J(ohn) F(rederick) Herring (b Surrey, 1795; d Meopham, Kent, 23 Sept 1865) was the most prolific and financially successful member of the Herring family. His brother, Benjamin Herring (b Surrey, 1806; d 1830), had a brief career largely devoted to producing passable imitations of the work of several early 19th-century sporting painters.

Having eloped with Anne Harris to Doncaster at the age of 18, John Frederick (i) began a seven-year career as a coach driver on regular routes to London and then Halifax, meanwhile practising as a painter in his spare time. Work with horses and constant travel through the countryside may have stimulated his interest in animal and rural subject-matter—the areas in which he specialized after becoming a full-time professional artist c. 1820, having exhibited his first painting at the Royal Academy in 1818.

Regular employment was provided by the Doncaster Gazette for which, since 1815, he had been painting designs for engraved portraits of the annual winner of the St Leger. Later, in a similar series, he painted the winners of the Derby between 1827 and 1847.

Prominent among his early private patrons were Charles Spencer-Stanhope and Frank Hawkesworth. He moved to Newmarket in 1830 and to Camberwell in 1833, where he fell into debt and was rescued by the industrialist W. T. Copeland. He lived for some years on the latter’s estate in Essex and there produced, among many paintings, designs for hunting scenes to be used on Copeland Spode porcelain.

Introductions to and commissions from Ferdinand, Duc d’Orléans, Victoria of Saxe-Coburg-Saalfeld, Duchess of Kent (1786–1861; to whom he was appointed Official Painter in 1845), and her daughter Queen Victoria helped to secure his reputation among the nobility. He was able to retire to a substantial (if leased) country estate in Meopham Park, Kent, in the early 1850s.

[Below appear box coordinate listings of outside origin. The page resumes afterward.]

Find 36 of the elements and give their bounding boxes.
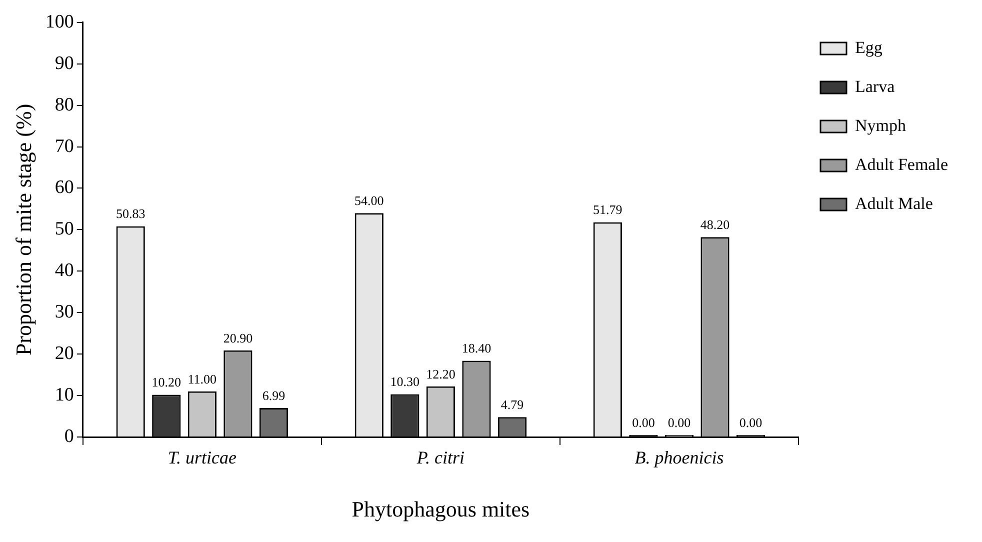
data-label: 4.79 (500, 397, 524, 412)
data-label: 50.83 (116, 206, 146, 222)
data-label: 10.20 (152, 374, 182, 390)
x-axis-title: Phytophagous mites (352, 496, 530, 522)
y-tick-label: 40 (54, 260, 74, 282)
y-tick-label: 100 (45, 11, 74, 32)
legend-label: Adult Male (854, 194, 933, 213)
y-tick-label: 0 (64, 426, 74, 447)
x-tick-label: P. citri (416, 448, 465, 468)
y-tick-label: 90 (54, 52, 74, 74)
legend-label: Larva (854, 76, 896, 96)
x-tick-label: T. urticae (168, 448, 236, 468)
legend-label: Egg (854, 38, 883, 57)
data-label: 12.20 (426, 366, 456, 382)
y-axis-title: Proportion of mite stage (%) (10, 104, 36, 356)
y-tick-label: 60 (54, 177, 74, 198)
data-label: 10.30 (390, 374, 420, 390)
x-tick-label: B. phoenicis (634, 448, 724, 468)
data-label: 6.99 (262, 388, 286, 403)
y-tick-label: 80 (54, 94, 74, 116)
data-label: 54.00 (354, 193, 384, 208)
y-tick-label: 20 (54, 343, 74, 364)
data-label: 51.79 (593, 202, 622, 218)
data-label: 48.20 (700, 217, 730, 232)
data-label: 11.00 (188, 371, 217, 386)
data-label: 0.00 (739, 414, 762, 430)
y-tick-label: 30 (54, 302, 74, 323)
y-tick-label: 50 (54, 218, 74, 240)
data-label: 0.00 (668, 414, 691, 430)
y-tick-label: 70 (54, 136, 74, 157)
data-label: 20.90 (223, 330, 253, 346)
legend-label: Nymph (854, 116, 906, 135)
data-label: 18.40 (462, 340, 492, 356)
data-label: 0.00 (632, 414, 655, 430)
legend-label: Adult Female (854, 154, 948, 174)
y-tick-label: 10 (54, 384, 74, 406)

His non-sporting works of the late 1850s are perhaps among the most successful of his total output, notably The Harvest of 1857 (New Haven, CT, Yale Cent. Brit. A.), which reveals his certain competence as a landscape and figure painter. His Memoir was published in Sheffield in 1848. All three of his sons, J(ohn) F(rederick), Charles and Benjamin, occasionally contributed to his canvases as well as painting their own.